There was also Arthur, the beautiful tiger cat, who will have spent a whole winter in a heated hut bought especially for him. There again, Arthur had finally made his little tour of the house, creating a diplomatic place for himself among the three other cats that my neighbors own.

Let’s not forget the kittens abandoned by Aria following the death of the neighbor. Those could have stayed at my house. I’m glad I resisted.

So here is the beautiful black cat, obviously well treated, therefore coming from a house that will have fed him well. He never seemed desperate. We thought he was just passing through, but he came back the following days. Not at all aggressive, he was already letting himself be taken in our arms. The other three cats ignored him, as they should, at first, and then probably lifted their cat shoulders. They had seen others, especially Minette, the oldest, strongest, it is the case to say it, with her big angora coat.

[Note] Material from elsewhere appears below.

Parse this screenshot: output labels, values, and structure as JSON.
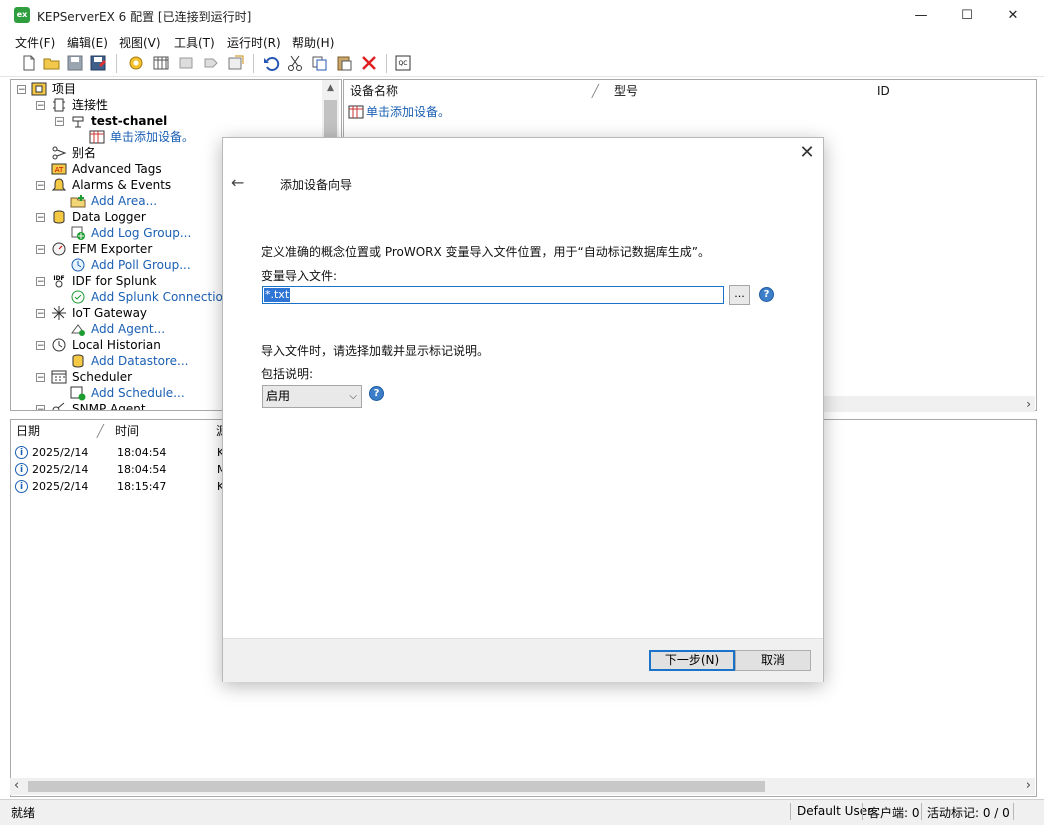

Cats have names, but nobody really calls them correctly. I don’t even remember Minette’s real name. I think it’s Clito. One calls her Princess, I called her Big Fatty for a long time. As for The White One, well, maybe that’s her only name after all. And the nimble Little Grey who wants to go out so badly and go on a five-, ten-minute adventure.

Finally, here comes Virus, the newcomer. I instead call him Covid and Laurent named him Placid because he’s so calm. In short, PCV, Placid-Covid-Virus.

The cat remains officially wandering. He gravitates around the house, sleeps in the house, wakes Yves up at 4:30 am because he’s hungry, lies on the couple’s bed. He is at home.

Often, in the morning or during the day, he comes meowing at my window, and not discreetly either. It is urgent, he seems to say, he wants to come in. After five insistent minutes, I decide to get out and go down the back stairs. Covid doesn’t let himself be prayed for, often taking advantage of this to turn me around, just to pass on to me all his parasitic love. I open the door of the neighbors who have started working in the front of the house, each in their own office.

Sometimes, one of them sends me by iMessage a "Thank you".

What will happen to Covid this winter? He probably won’t want to go out anymore. He’s not fat, and he doesn’t have Minette’s fur. But maybe he will do like Arthur or the others. He will go to live his destiny, blindly submitting to Darwin’s laws. You can expect anything with viruses.